Я долго плакала перед сном, сначала жалея себя, и потом, когда вместе с пустотой пришло долгожданное облегчение, все равно никак не могла успокоиться.
Я никому и никогда не желала зла, любила людей и надеялась, что они ответят мне взаимностью, но чем искреннее я с ними была, тем сильнее они старались унизить меня и поставить на место, хотя ни на какое место я и не претендовала. Мне чужды амбиции и самолюбование, я не хвасталась, не завидовала, никем специально не манипулировала. Я не строила из себя богиню и никого не обманывала. У меня хватало недостатков, но не таких, за которые меня стоило так наказывать.
Среди ночи меня разбудили громкие голоса и хлопанье дверей, и я еще не до конца успела проснуться, как в комнату заглянула мама, бросив непонятное: «Алиса, ты с нами или поспишь? Если с нами, вставай скорее. Папа сейчас подгонит машину».
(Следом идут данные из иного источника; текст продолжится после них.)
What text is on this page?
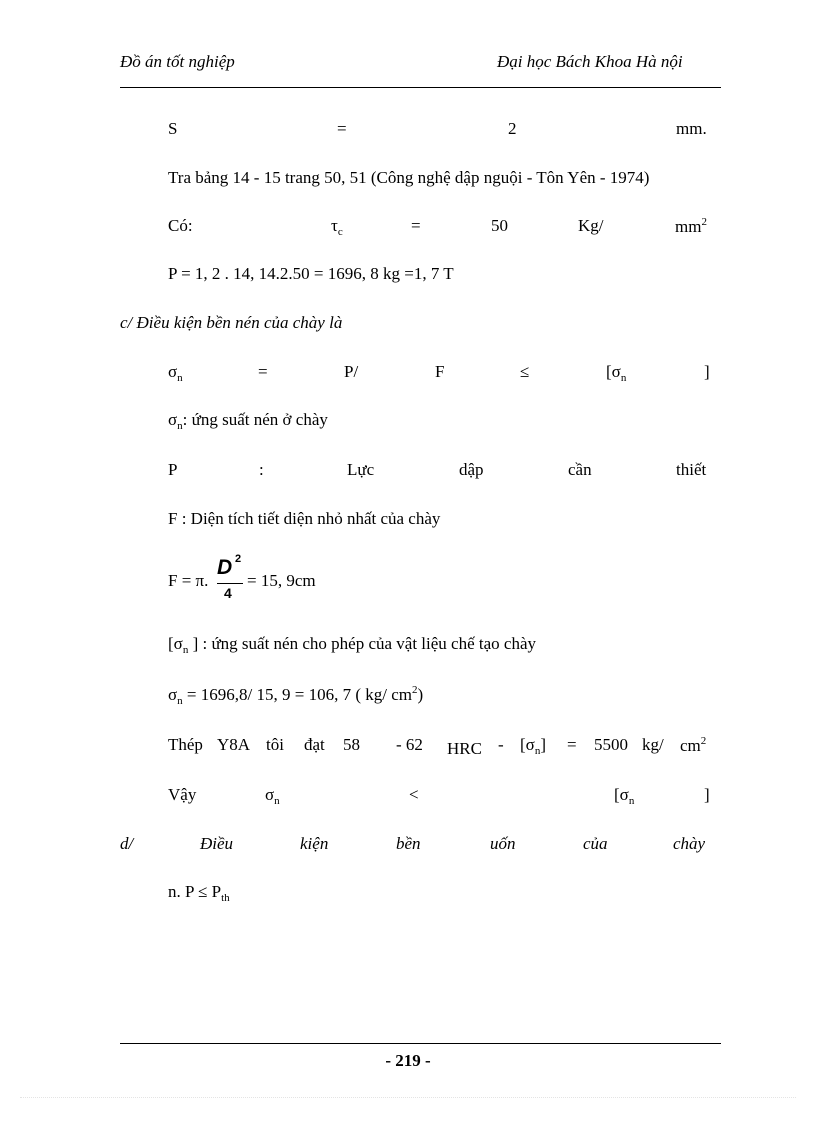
Đồ án tốt nghiệp	Đại học Bách Khoa Hà nội
S	=	2	mm.
Tra bảng 14 - 15 trang 50, 51 (Công nghệ dập nguội - Tôn Yên - 1974)
Có:	$\tau_c$	=	50	Kg/	$mm^2$
P = 1, 2 . 14, 14.2.50 = 1696, 8 kg =1, 7 T
c/ Điều kiện bền nén của chày là
$\sigma_n$	=	P/	F	≤	[$\sigma_n$	]
$\sigma_n$: ứng suất nén ở chày
P	:	Lực	dập	cần	thiết
F : Diện tích tiết diện nhỏ nhất của chày
F = π.
D 2
4
= 15, 9cm
[$\sigma_n$ ] : ứng suất nén cho phép của vật liệu chế tạo chày
$\sigma_n = 1696,8/$ 15, 9 = 106, 7 ( kg/ $cm^2$)
Thép Y8A tôi đạt 58 - 62 HRC - $[\sigma_n] = 5500$ kg/ $cm^2$
Vậy	$\sigma_n$	<	[$\sigma_n$	]
d/	Điều	kiện	bền	uốn	của	chày
n. $P \le P_{th}$
- 219 -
В первый момент я подумала, что это нечто вроде пожарной тревоги, потом с усилием попыталась вспомнить, что я могла пропустить. Вдруг у нас были билеты на отдых, а я случайно забыла или проспала все ЕГЭ и поступление в вуз, или у меня случилась амнезия и теперь я возвращаюсь к действительности?
Двигаясь на автопилоте в темноте, я натянула джинсы и футболку.
– Что случилось? – выползла в коридор.
Входная дверь была распахнута. У Михайловых тоже. Сквозь дверной проем я увидела, как в раскрывшийся лифт вошли тетя Лариса и Альбина. Они плакали.
– Давай-давай! – Мама подтолкнула меня в спину и сунула в руки плащ. – Сейчас объясню.
– А можно хотя бы умыться?
– Нет, поехали. Папа хотел тебя оставить, но я подумала, что это нечестно.
– А в туалет?
– Только быстро! Ждем внизу. И не забудь дверь запереть.
В машине были только родители, Михайловы на своей уехали перед нами. Мама с папой, страшно взбудораженные, перекидывались загадочными фразами типа: «Нас всех не пустят», «Он вообще разговаривает?», «Главное – жив».
– Прошу, объясните, что происходит, – взмолилась я. – Что за шухер? Кто жив? Куда мы едем?
Мама, сидевшая впереди рядом с папой, обернулась.
– Рома в больнице. Его побили. У него черепно-мозговая травма, и, возможно, потребуется операция. Сейчас сложно что-то сказать. Мы и сами толком ничего не знаем.
– Кто побил? За что?
– Говорю же, ничего не известно. Тетя Лариса ему названивала, а потом трубку взял какой-то санитар и назвал номер больницы, куда его везут. И еще сказал, что он избит.
– А зачем ехать толпой?
– Как зачем? – Мама посмотрела на меня с осуждением. – Рома – наш общий ребенок! Я не в состоянии сидеть и бездействовать.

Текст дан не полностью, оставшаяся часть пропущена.